Review: 'Yaadon Kay Dareechay' documents the many lives of Azmat Ansari

He begins his career as a journalist and broadcaster, who turns into a daring military spokesperson

KARACHI:
I can recall the first time I saw Azmat Ansari playing a rather brief role in one of PTV’s famous serials. It was then his cultured, well-modulated voice that had grabbed my attention. I didn’t know his name but I immediately recognised him when I saw him at least 25 years later, coming out of a college – where he probably gave lectures – and getting into a white car.

He had an abstracted look. Wearing an immaculate black suit, he looked as trim as he had appeared on the TV screen over two decades back. “An educated, cultured man,” I thought.



However, when I read Azmat Ansari’s autobiography Yaadon Kay Dareechay I feel that it is more of an internal culture that Ansari has shown throughout his life – an internal culture that has enabled him to change the venom of existence into the elixir of life

Ansari has a chequered personal history. He begins his career as a journalist and broadcaster, who turns into a daring military spokesperson later to land in an Indian jail as a rebellious prisoner of war.

This prisoner of war returns to his country, resumes his duties as an air force officer in Peshawar and ties the knot.

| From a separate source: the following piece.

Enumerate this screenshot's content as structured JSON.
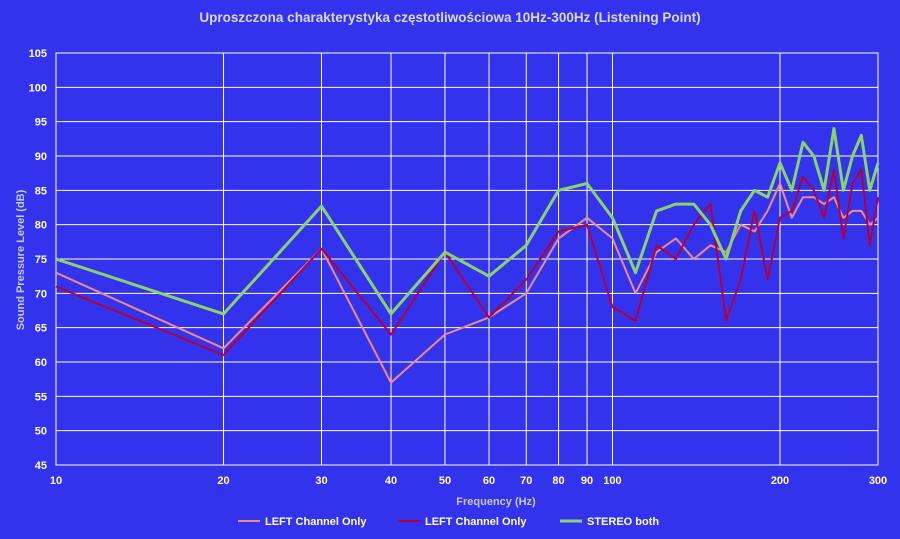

However, a man who was not shaken by the devastations of war and solitary confinements in the enemy’s land was heartbroken after the collapse of his first marriage.


The young officer not only resigns from the PAF but also leaves the country for the United States. On his return, he falls back on his old profession – journalism now including documentary-making – while also dabbling with acting and teaching every now and then.

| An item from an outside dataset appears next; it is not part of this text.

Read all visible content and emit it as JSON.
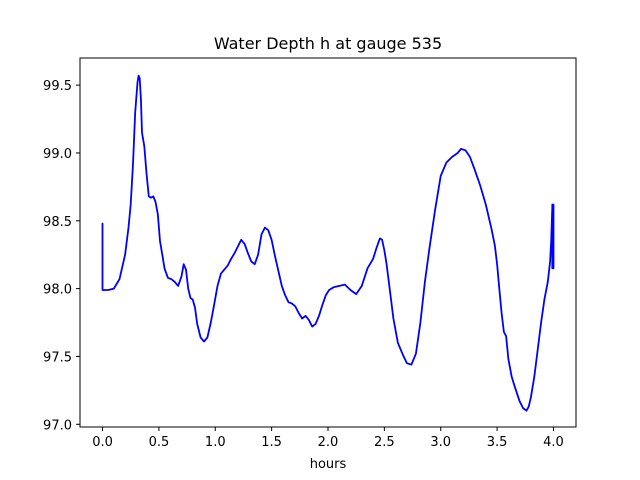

The above synopsis of his life history is, however, rather misleading. For behind the diversity of his activities and initiatives, there has always been a single spirit – the spirit to discover the unknown.

So despite being not a professional archeologist and explorer, Ansari has to his credit both archeological and geographical discoveries. Since his early youth, he has been an ardent traveller who traversed difficult terrains and ventured on expeditions few people would attempt.

But this autobiography is not just an account of his rather adventurous life. It also sheds some new light on the lives of a number of celebrities – including Faiz Ahmed Faiz, Manto, Siddiq Salik, Sheikh Mujeebur Rehman, Waheed Murad, and Dildar Pervez Bhatti – people who Ansari met during various phases of life.

Yaadon Kay Dareechay also gives a glimpse of the turmoil of partition in 1947 and the sad disintegration of Pakistan in 1971. It is the story of man who has made the most of his life, the story of a life well-lived.